Rückenzentrum Hamburg: Diagnostik, Therapie, Prävention
Zurück zur Übersicht

Morbus Bechterew (Spondylitis ankylosans)

Was ist Morbus Bechterew (Spondylitis ankylosans)?

Die Spondylitis ankylosans oder besser bekannt als Morbus Bechterew ist eine Erkrankung aus dem rheumatologischen Formenkreis. Die chronisch entzündliche Erkrankung geht mit Schmerzen und Versteifungen von Gelenken einher. Betroffen sind besonders die Brust- und Lendenwirbelsäule sowie die Kreuz-Darmbeingelenke (ISG). Es handelt sich um eine Autoimmunerkrankung.

Wie macht sich Morbus Bechterew bemerkbar?

Bei Morbus Bechterew kommt es zu entzündlichen Veränderungen und einer langsam fortschreitenden Versteifung der betroffenen Gelenke. Typisch ist eine morgendliche Steifheit, welche sich im Laufe des Tages durch Bewegung bessert. Zudem kann es zu schmerzhaften Entzündungen von Sehnenansätzen wie etwa an der Plantaraponeurose (Sehnenplatte der Fußsohle) kommen. Der Krankheitsverlauf kann sehr unterschiedlich sein und von Symptomen wie leichten Schmerzen und einer morgendlichen Steifheit bis hin zu einer kompletten Einsteifung der Wirbelsäule reichen.

Wie wird Morbus Bechterew diagnostiziert?

Von den ersten Symptomen bis zum Erkennen des Morbus Bechterew vergehen oft viele Jahre. Neben den typischen Symptomen führen Blutuntersuchungen und Röntgenaufnahmen, auf denen sich die typischen Veränderungen  an den Kreuzdarmbeingelenken und an der Wirbelsäule zeigen, zu der Diagnose.

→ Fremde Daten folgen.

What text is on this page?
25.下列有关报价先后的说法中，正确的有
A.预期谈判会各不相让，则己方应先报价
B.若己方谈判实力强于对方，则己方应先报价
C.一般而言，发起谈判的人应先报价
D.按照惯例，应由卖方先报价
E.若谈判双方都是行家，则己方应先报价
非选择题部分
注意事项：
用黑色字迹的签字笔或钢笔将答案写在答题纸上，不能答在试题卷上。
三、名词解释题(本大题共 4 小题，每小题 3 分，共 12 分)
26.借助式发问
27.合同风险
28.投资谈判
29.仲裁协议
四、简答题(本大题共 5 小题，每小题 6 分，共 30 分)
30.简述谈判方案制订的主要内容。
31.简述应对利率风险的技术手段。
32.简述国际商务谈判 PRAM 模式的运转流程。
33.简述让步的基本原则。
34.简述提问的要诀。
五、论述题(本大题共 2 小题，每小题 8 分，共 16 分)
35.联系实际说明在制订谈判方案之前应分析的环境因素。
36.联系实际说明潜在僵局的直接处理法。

Wie wird Morbus Bechterew behandelt?

Morbus Bechterew wird mit  entzündungshemmenden Medikamenten wie zum Beispiel Diclofenac behandelt. Zudem können neuartige spezifische Medikamente, so genannte Biologicals, eingesetzt werden.

Besonders wichtig ist es, bei Morbus Bechterew durch Krankengymnastik, wie sie im Rückenzentrum Am Michel durchgeführt wird, die Beweglichkeit der Wirbelsäule und der peripheren Gelenke zu erhalten. Auch regelmäßiger Sport ist den Patienten zum Erhalt der Bewegungsfähigkeit anzuraten. Bei stark ausgeprägten Krankheitsverläufen mit massiven Fehlhaltungen besteht zudem die Möglichkeit, aufrichtende und versteifende Operation an der Wirbelsäule durchzuführen. Eine Operation kann auch nötig werden, wenn es zu Brüchen an der Wirbelsäule kommt, welche durch die verminderte Beweglichkeit in Folge der Erkrankung bedingt sein können.